Which solution meets these requirements?
Correct Answer
Publish messages to an SNS topic with multiple SQS queue subscriptions (“fan-out”). Each consumer application processes messages from its own queue.
Why this is correct
The phrase “dozens of consumers need the same messages” is the giveaway for the classic SNS fan-out pattern. A single SNS topic can broadcast each published message to many SQS queue subscribers simultaneously — one queue per consumer application (or per microservice family). This gives every consumer its own independent, durable buffer:
- Decoupling: the publisher only knows about the SNS topic, not about any of the dozens of downstream consumers. Consumers can be added or removed without touching the publisher.
- Scalability: each SQS queue absorbs bursts independently. If one consumer is slow, its queue simply grows — it doesn’t block or throttle any other consumer’s queue.
- Message filtering: SQS subscriptions to an SNS topic can attach a filter policy, so each queue only receives the subset of messages that specific consumer actually cares about, instead of every consumer processing every message.

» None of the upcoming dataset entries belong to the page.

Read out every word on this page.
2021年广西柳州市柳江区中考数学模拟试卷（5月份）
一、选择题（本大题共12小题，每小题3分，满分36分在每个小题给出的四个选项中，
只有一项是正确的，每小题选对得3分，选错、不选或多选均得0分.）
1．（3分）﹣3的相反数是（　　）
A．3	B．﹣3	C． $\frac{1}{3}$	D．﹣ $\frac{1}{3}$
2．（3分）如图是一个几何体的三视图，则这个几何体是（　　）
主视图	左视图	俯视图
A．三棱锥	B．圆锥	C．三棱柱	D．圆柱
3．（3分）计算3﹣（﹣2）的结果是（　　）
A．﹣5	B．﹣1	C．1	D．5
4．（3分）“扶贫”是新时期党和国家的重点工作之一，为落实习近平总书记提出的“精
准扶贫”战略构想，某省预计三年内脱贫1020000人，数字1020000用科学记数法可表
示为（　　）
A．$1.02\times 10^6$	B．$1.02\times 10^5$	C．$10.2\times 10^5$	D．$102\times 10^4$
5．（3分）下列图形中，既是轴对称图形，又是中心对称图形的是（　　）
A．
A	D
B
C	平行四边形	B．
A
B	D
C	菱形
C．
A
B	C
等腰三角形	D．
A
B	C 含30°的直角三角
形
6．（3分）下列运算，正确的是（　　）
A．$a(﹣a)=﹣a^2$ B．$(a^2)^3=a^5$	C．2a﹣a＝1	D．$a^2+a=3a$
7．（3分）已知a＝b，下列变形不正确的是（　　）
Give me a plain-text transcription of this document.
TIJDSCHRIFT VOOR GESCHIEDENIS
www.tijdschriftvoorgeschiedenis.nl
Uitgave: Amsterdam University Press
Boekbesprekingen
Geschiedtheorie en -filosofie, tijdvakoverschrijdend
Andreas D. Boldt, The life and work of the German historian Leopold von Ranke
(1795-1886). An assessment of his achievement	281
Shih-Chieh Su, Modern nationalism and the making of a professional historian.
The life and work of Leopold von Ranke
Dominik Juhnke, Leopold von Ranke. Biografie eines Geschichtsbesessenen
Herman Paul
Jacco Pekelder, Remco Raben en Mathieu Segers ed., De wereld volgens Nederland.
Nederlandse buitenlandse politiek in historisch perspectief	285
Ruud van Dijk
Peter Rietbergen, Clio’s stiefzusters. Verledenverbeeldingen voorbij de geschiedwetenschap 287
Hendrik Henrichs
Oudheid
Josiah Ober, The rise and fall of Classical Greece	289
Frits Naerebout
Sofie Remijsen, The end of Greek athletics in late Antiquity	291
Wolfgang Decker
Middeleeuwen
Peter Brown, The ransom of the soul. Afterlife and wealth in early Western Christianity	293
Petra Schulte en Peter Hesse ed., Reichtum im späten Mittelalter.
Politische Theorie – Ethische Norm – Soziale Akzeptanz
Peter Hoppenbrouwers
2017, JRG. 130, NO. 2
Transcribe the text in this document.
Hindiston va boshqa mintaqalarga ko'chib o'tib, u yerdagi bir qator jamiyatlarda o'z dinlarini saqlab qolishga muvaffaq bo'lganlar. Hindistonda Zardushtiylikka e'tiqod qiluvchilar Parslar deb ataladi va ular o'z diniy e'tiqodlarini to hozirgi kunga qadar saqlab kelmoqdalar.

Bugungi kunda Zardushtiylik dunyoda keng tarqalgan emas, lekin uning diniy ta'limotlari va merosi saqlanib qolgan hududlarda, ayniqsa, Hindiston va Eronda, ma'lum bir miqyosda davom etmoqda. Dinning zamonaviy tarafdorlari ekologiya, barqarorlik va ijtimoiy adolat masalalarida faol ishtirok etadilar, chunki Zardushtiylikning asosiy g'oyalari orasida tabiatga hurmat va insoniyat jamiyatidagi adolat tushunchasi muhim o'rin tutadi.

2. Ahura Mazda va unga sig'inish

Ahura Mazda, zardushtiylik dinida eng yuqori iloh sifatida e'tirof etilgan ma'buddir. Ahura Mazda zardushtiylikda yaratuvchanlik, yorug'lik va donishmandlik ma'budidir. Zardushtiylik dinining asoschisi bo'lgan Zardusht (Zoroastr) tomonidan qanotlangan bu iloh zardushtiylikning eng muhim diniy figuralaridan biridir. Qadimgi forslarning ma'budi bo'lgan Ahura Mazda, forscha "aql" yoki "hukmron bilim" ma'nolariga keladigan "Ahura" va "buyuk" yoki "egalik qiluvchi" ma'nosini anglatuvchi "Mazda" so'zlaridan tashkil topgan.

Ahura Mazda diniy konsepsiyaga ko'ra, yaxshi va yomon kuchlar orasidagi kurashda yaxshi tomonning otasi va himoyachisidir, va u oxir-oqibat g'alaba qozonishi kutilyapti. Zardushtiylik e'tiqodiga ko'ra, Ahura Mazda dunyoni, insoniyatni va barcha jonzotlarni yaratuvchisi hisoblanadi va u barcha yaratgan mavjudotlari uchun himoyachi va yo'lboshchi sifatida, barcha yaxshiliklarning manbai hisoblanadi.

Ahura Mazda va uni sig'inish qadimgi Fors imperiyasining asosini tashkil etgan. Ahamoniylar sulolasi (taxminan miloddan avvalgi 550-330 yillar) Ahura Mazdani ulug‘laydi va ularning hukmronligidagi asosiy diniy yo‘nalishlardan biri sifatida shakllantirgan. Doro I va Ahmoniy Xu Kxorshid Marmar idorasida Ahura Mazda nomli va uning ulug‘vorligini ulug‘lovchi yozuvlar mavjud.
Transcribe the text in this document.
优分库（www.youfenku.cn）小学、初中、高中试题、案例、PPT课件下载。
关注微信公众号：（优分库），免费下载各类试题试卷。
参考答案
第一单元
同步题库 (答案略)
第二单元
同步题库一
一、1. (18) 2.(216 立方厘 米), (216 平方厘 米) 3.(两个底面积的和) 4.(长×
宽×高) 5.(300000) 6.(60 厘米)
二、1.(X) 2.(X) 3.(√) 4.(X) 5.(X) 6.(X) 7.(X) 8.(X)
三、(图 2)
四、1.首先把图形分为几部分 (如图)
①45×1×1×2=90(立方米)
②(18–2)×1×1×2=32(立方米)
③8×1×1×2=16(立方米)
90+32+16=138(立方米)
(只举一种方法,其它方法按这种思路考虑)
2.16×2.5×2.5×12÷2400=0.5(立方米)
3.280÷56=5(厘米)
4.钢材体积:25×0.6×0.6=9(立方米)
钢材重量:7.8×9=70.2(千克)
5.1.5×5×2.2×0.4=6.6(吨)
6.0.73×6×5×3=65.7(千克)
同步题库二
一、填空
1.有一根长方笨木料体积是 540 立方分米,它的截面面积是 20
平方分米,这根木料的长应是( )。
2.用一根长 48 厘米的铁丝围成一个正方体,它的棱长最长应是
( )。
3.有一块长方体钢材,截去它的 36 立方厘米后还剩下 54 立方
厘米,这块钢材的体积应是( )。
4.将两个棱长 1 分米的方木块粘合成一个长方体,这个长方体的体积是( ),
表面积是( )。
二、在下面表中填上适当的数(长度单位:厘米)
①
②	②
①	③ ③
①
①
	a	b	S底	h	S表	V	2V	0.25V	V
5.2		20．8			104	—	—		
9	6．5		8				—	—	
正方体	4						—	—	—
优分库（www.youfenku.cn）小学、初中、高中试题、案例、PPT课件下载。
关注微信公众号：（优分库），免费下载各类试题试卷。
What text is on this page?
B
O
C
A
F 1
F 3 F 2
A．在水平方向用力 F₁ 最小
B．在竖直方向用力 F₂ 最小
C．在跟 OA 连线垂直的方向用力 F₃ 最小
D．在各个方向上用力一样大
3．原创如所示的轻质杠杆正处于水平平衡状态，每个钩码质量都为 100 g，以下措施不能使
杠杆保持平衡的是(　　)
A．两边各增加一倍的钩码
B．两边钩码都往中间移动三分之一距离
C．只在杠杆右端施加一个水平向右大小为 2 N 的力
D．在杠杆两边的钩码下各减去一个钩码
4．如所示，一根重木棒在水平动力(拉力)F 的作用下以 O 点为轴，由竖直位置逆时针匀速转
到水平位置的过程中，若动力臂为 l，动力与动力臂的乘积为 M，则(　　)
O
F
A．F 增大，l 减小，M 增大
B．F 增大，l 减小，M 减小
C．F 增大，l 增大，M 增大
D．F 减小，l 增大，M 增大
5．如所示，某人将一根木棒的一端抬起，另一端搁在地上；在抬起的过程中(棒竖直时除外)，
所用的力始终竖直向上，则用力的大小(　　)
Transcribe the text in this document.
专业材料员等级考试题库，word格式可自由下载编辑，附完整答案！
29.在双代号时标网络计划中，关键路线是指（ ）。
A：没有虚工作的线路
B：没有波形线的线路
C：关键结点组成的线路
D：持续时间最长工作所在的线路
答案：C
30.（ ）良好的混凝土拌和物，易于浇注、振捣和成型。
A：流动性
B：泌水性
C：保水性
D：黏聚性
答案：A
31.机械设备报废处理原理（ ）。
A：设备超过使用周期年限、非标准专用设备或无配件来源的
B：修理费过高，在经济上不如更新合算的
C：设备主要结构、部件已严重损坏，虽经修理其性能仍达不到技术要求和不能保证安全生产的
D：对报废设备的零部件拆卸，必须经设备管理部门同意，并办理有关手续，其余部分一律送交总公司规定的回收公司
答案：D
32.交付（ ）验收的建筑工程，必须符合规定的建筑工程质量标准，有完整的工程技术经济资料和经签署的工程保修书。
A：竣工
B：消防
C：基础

For raw throughput: a single standard SQS queue can handle very high throughput (Standard queues effectively scale near-unlimited transactions per second; even the more constrained FIFO queues can reach up to 3,000 messages/sec by default, or more with batching, and can be raised further via AWS Support) — comfortably supporting 100,000 messages/sec spread across multiple standard queues fanned out from SNS.
Why the alternatives fall short
- A single SQS queue with dozens of consumers polling it — messages are consumed once and removed from the queue; you can’t have every one of dozens of microservices see every message that way. That’s a work-queue pattern (one message → one worker), not a broadcast pattern.
- Direct HTTP/API calls from the producer to every consumer — tightly couples the producer to every consumer’s availability and address; a burst to 100,000/sec would need to fan out synchronously to dozens of endpoints, which doesn’t scale and isn’t resilient to any single consumer being slow or down.
- Kinesis Data Streams with a single shard reading model — Kinesis is a strong alternative for ordered, replayable streaming with independent consumer checkpoints, but for “dozens of independent microservices that each need a durable, simple queue,” SNS+SQS fan-out is the more natural, lower-overhead fit and is the textbook SAA answer for this exact phrasing.
Exam Tip
“One producer, many independent consumers, each needs every message” → SNS fan-out to multiple SQS queues. “One producer, many workers, each message processed once” → a single SQS queue with consumers in an Auto Scaling group (see Q8). Recognizing which of these two shapes the question describes is one of the highest-value pattern recognitions on the whole exam.